Chock full of Christmas

December 19, 2019


I may not be a really big fan of Halloween, but I am head over heels for Christmas. In my childhood years, Christmas was not the happiest of times. It usually meant unemployment for my father, a carpenter by trade in New England where outdoor work came to a halt in late November, resulting in lean times until spring came around. In spite of that, I never lost my optimism that Santa Claus was out there somewhere trying to find me.


In later years, raising my own family, I threw myself into Christmas wholeheartedly, maybe trying to make up for the first two and a half decades of my life. As long as carols were playing in stores and Christmas displays were up, there was no such thing as too early. It became our family tradition to go in search of the perfect Christmas tree on the day after Thanksgiving. To this day, I watch every sappy Christmas movie on television, no matter that I’ve probably seen them before, and bought my own DVD of the Alistair Sim version of Scrooge.


 So, I fit right into the holiday spirit here at MAC. We no sooner strip the Physick House and surrounding grounds of Halloween decorations than we start decking the halls for Christmas. We stretch the season to seven weeks, beginning the week before Thanksgiving on what we call Holiday Preview Weekend.


There’s something about Christmas in Cape May, in general, that just resonates with that elf inside of me. What better place for a Christmas fanatic than a Victorian village? It suits my holiday style, as well: You won’t find cutouts of Mickey in a Santa hat or blow-up snowmen gracing the lawns of a B&B along Columbia Avenue. Instead, these wonderful old properties are decked with miles of evergreen garland, twinkling white lights, and brilliant red bows. The town looks like it belongs in a snow globe, waiting for a giant hand to set the flakes whirling.

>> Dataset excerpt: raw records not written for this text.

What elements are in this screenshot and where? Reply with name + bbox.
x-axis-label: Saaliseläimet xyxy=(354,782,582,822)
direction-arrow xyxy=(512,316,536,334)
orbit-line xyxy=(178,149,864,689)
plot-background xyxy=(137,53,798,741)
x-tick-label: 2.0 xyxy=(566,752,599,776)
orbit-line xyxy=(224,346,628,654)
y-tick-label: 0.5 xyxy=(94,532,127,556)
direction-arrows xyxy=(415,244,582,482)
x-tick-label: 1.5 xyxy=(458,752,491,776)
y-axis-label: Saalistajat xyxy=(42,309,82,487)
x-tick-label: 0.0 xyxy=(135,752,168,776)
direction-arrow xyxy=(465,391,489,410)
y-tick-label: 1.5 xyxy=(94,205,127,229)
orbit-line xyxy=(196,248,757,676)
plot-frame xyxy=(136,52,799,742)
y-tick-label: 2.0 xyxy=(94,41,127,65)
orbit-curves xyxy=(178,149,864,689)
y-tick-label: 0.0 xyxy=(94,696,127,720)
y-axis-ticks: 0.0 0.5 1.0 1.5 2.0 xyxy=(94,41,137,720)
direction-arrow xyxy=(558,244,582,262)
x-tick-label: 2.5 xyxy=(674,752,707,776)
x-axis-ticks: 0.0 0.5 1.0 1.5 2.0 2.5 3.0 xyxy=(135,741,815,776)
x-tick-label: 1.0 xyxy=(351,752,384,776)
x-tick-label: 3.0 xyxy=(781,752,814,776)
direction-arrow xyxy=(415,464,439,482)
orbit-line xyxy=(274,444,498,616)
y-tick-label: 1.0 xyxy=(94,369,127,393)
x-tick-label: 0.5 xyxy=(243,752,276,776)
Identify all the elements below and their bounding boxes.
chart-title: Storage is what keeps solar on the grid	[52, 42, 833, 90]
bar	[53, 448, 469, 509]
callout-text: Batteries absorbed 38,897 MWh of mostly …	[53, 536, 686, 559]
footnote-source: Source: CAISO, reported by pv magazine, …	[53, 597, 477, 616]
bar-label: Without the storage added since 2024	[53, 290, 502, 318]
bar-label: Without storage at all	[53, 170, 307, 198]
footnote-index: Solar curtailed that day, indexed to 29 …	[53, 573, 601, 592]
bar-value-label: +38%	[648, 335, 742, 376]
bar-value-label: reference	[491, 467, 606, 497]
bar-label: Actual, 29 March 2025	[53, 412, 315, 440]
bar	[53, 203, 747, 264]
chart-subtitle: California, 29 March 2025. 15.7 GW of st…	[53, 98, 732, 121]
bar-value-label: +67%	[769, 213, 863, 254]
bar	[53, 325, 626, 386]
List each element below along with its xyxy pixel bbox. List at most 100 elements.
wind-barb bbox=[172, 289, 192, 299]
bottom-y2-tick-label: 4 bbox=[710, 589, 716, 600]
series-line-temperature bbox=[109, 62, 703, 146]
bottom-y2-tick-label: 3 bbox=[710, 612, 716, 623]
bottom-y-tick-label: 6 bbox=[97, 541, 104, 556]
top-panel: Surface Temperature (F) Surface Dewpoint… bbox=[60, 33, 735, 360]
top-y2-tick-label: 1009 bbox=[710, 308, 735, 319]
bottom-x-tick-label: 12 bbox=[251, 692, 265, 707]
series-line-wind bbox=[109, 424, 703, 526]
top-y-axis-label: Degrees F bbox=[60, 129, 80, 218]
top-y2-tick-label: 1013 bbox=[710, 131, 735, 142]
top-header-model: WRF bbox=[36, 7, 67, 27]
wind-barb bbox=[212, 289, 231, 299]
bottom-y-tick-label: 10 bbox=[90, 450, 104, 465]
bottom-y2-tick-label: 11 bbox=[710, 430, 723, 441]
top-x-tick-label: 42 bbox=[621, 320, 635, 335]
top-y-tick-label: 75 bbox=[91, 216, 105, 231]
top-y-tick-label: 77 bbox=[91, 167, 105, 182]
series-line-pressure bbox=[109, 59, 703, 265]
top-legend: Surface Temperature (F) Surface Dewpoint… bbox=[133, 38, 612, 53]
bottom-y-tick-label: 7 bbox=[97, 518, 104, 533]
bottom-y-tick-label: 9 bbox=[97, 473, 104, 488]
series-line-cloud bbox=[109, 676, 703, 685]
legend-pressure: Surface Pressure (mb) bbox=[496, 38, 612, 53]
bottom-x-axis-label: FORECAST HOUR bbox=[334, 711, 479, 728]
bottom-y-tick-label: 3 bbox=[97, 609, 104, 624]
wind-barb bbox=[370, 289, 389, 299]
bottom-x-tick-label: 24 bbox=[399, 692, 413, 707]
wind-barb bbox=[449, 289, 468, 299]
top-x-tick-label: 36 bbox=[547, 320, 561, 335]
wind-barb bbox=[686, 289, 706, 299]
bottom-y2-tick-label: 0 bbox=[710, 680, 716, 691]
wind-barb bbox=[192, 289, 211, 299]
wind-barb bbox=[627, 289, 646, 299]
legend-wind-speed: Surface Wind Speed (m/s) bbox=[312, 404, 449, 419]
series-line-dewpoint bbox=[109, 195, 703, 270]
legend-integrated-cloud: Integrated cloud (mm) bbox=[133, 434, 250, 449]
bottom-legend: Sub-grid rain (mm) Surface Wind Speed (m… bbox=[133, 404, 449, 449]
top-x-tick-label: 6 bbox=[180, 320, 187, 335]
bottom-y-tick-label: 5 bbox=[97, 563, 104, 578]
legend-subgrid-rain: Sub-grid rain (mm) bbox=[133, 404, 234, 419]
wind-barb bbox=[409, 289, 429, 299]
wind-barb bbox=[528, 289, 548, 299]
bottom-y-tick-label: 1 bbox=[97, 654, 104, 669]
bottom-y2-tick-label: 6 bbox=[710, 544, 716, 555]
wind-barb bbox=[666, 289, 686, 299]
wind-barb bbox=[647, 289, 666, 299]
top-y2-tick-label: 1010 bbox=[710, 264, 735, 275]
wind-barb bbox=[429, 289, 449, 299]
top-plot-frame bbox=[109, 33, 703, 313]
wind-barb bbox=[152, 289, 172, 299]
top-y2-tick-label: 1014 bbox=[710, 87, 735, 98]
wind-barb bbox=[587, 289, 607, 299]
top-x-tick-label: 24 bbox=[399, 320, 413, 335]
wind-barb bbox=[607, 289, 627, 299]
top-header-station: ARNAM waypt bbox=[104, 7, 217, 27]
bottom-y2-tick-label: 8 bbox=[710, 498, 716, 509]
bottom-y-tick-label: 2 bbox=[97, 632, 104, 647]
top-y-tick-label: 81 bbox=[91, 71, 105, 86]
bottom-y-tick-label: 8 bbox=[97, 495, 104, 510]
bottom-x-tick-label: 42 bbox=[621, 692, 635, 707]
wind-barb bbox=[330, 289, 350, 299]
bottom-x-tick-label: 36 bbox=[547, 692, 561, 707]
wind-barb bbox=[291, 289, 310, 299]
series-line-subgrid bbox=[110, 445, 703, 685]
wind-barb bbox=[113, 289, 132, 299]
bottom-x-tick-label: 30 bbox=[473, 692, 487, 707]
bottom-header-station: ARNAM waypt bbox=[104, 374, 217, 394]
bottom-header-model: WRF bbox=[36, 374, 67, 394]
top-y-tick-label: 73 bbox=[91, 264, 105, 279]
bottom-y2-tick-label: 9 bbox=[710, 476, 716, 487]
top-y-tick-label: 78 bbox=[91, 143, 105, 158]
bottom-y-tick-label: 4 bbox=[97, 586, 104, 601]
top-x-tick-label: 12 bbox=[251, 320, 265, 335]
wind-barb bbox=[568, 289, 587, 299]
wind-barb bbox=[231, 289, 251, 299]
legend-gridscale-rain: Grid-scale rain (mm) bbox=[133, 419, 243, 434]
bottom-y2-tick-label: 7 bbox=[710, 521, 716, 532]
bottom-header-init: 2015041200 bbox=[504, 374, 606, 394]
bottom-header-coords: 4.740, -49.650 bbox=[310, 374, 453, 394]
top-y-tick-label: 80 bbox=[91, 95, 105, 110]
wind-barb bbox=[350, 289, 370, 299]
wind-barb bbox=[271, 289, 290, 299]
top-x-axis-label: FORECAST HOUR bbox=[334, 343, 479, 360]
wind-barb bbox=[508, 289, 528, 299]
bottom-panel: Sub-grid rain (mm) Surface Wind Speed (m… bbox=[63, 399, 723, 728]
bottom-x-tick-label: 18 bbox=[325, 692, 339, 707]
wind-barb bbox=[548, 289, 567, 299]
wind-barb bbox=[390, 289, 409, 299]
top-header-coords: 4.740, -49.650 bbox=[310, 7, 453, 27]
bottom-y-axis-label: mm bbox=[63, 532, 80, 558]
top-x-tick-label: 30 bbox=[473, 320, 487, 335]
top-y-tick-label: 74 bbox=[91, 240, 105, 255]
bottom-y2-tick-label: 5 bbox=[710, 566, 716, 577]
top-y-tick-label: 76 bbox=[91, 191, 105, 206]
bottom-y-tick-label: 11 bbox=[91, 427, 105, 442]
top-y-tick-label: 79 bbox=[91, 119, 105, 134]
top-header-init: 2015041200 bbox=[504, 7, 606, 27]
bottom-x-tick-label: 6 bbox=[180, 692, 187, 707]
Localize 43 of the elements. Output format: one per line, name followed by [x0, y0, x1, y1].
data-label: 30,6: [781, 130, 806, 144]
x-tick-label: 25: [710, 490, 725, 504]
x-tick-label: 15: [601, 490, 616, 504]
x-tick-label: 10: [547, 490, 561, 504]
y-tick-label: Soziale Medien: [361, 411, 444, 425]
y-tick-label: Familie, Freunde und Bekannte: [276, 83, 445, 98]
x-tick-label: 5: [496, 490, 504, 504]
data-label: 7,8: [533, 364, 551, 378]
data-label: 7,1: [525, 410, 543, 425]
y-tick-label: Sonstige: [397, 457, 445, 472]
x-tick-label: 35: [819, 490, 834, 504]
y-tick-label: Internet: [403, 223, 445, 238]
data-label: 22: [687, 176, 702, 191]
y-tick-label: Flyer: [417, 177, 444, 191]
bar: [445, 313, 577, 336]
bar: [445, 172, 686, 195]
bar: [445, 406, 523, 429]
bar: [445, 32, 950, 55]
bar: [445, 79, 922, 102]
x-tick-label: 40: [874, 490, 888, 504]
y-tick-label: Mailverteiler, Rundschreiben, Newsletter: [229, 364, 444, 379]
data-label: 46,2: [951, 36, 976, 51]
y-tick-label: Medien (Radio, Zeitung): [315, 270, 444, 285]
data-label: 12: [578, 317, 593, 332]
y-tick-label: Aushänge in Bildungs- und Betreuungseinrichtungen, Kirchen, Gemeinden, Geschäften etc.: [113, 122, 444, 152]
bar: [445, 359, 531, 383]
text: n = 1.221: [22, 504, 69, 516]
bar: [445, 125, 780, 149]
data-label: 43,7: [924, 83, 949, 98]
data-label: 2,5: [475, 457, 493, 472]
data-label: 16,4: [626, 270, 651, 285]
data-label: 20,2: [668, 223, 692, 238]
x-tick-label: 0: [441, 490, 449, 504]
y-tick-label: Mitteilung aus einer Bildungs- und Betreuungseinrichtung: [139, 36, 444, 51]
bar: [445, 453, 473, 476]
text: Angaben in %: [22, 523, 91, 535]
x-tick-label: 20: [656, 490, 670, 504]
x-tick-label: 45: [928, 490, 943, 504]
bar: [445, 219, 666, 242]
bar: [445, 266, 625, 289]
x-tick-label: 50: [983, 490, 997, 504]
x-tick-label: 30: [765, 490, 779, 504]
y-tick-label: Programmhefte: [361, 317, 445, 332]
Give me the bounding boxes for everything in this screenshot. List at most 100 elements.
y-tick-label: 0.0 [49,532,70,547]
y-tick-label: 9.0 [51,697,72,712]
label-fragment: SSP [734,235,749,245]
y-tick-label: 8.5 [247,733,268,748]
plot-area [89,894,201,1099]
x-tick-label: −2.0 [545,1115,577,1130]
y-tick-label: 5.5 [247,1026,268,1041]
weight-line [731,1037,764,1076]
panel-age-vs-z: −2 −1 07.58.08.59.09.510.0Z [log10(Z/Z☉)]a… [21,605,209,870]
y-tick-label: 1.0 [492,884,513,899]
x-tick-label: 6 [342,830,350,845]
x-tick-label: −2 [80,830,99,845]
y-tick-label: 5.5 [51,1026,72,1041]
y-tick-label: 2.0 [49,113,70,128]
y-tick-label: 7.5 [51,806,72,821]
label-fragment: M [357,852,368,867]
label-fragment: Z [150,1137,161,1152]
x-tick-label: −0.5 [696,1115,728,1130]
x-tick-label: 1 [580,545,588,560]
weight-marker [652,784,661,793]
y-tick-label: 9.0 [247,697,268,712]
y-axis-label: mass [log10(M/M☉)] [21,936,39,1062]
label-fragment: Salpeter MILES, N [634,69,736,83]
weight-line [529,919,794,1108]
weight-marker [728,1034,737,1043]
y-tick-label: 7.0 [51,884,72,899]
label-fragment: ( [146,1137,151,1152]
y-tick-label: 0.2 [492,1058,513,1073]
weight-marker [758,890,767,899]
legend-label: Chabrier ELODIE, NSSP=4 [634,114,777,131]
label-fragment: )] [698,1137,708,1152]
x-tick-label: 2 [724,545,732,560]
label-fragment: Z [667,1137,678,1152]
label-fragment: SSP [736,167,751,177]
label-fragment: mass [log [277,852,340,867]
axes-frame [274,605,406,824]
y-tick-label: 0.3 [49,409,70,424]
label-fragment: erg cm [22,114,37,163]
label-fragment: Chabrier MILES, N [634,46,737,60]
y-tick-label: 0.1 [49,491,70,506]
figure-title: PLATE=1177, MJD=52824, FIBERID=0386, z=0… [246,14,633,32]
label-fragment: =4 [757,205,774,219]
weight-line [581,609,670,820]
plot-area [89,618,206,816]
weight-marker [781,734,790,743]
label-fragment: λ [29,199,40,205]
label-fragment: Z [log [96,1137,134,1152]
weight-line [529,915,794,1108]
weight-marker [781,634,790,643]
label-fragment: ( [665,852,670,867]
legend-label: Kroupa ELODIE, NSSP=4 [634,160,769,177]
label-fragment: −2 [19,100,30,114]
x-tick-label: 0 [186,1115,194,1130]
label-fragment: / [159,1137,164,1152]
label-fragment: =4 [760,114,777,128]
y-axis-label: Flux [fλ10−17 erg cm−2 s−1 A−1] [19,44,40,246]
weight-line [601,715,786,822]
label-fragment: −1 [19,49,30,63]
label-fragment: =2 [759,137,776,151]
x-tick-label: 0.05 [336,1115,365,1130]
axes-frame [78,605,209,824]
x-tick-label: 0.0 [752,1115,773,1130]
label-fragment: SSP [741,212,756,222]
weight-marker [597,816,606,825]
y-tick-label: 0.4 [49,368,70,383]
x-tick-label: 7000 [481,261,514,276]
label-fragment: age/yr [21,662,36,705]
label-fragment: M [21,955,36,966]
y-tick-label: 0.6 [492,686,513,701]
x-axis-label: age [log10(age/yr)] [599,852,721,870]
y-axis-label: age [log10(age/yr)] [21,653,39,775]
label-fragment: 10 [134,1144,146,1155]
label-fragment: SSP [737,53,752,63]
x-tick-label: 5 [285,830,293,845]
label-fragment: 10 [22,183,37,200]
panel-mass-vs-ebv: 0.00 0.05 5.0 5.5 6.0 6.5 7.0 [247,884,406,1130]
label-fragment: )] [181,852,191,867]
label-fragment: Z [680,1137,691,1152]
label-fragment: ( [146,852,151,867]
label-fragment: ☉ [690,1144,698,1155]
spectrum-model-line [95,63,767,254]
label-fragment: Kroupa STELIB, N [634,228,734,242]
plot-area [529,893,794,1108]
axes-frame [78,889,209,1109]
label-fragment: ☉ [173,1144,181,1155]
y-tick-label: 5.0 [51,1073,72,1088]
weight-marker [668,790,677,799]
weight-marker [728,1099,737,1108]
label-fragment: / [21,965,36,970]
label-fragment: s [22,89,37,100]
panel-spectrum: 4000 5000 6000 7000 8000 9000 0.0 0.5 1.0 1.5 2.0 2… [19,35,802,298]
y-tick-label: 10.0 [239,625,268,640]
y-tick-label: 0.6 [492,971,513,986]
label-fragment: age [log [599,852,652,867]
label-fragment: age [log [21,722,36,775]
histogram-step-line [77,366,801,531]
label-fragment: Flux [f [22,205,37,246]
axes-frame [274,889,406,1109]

Holiday Preview Weekend marks the opening of our “Old-Fashioned Christmas” exhibit in the Carriage House Gallery. This is always especially gratifying to me, as it reflects my inspiration of a huge Christmas tree, as seen from below. Beneath the tree, we have two levels of houses, shops, people, and dozens of other accessories from a Dept. 56 Dickens Village collection, graciously donated to MAC by Ernie and Betsy Heegard.


It started with a cedar log I dragged out of the woods behind my house and grew from there. We draped evergreen garland until it looked like a tree, added plenty of colorful LED lights and an over-abundance of ornaments and the result -- with well over 200 pieces below it -- houses, churches, train stations and so much more – is simply breathtaking.


This is the eighth year we’ve done this. I explain the repetition of doing it by comparing it to childbirth: once you see how beautiful it is, you forget the pain it caused, and you even willingly do it again. Each year, we add more to it. It began with the tree and the Dept. 56 Dicken Village. We added more “stuff” to the walls every year. One year, we constructed a Christmas tree on the wall that we use to raise money for the Coast Guard Stocking Drive. That project, the tree, that is, actually started with my cat, who “deconstructed” an artificial tree I had up in the loft area of my home. No longer useful in its original capacity, I kept looking at it, thinking I could surely use it for something.


We have old family photos, contributed by our staff, which are wonderful to look at and stir memories among all our visitors. We have a tribute to Dickens, with quotes from my favorite rendition of “A Christmas Carol.” And more. In the true Victorian spirit of more is better, we believe in excess at Christmas time.  Please come see it. I’ll be the one hovering over it like a mother hen, along with Barbara Hubmaster, my trusted accomplice, without whom this wouldn’t be possible. We enjoy listening all the “wow” comments from visitors and it’s rewarding to know we’ve added something bright and beautiful to their holidays.  This year, I also turned over the major responsibilities for this project to my son, because I’m of an age where perching on a 10-foot ladder has lost its thrill. So, David will carry on the torch and the Old-Fashioned Christmas won’t retire just because I did.


So, now the holidays begin in earnest. House tours and trolley tours, a chance to eat cookies and drink hot chocolate and wassail, not to mention other fun and tasty food and wine events. All this designed to remind you that Christmas is still an old-fashioned wonderland, without overcrowded malls of grumpy people, right here in Cape May. Shop for one-of-a-kind gifts, not “as seen on TV,” take a trolley tour, relax and come back to the Christmas you remember.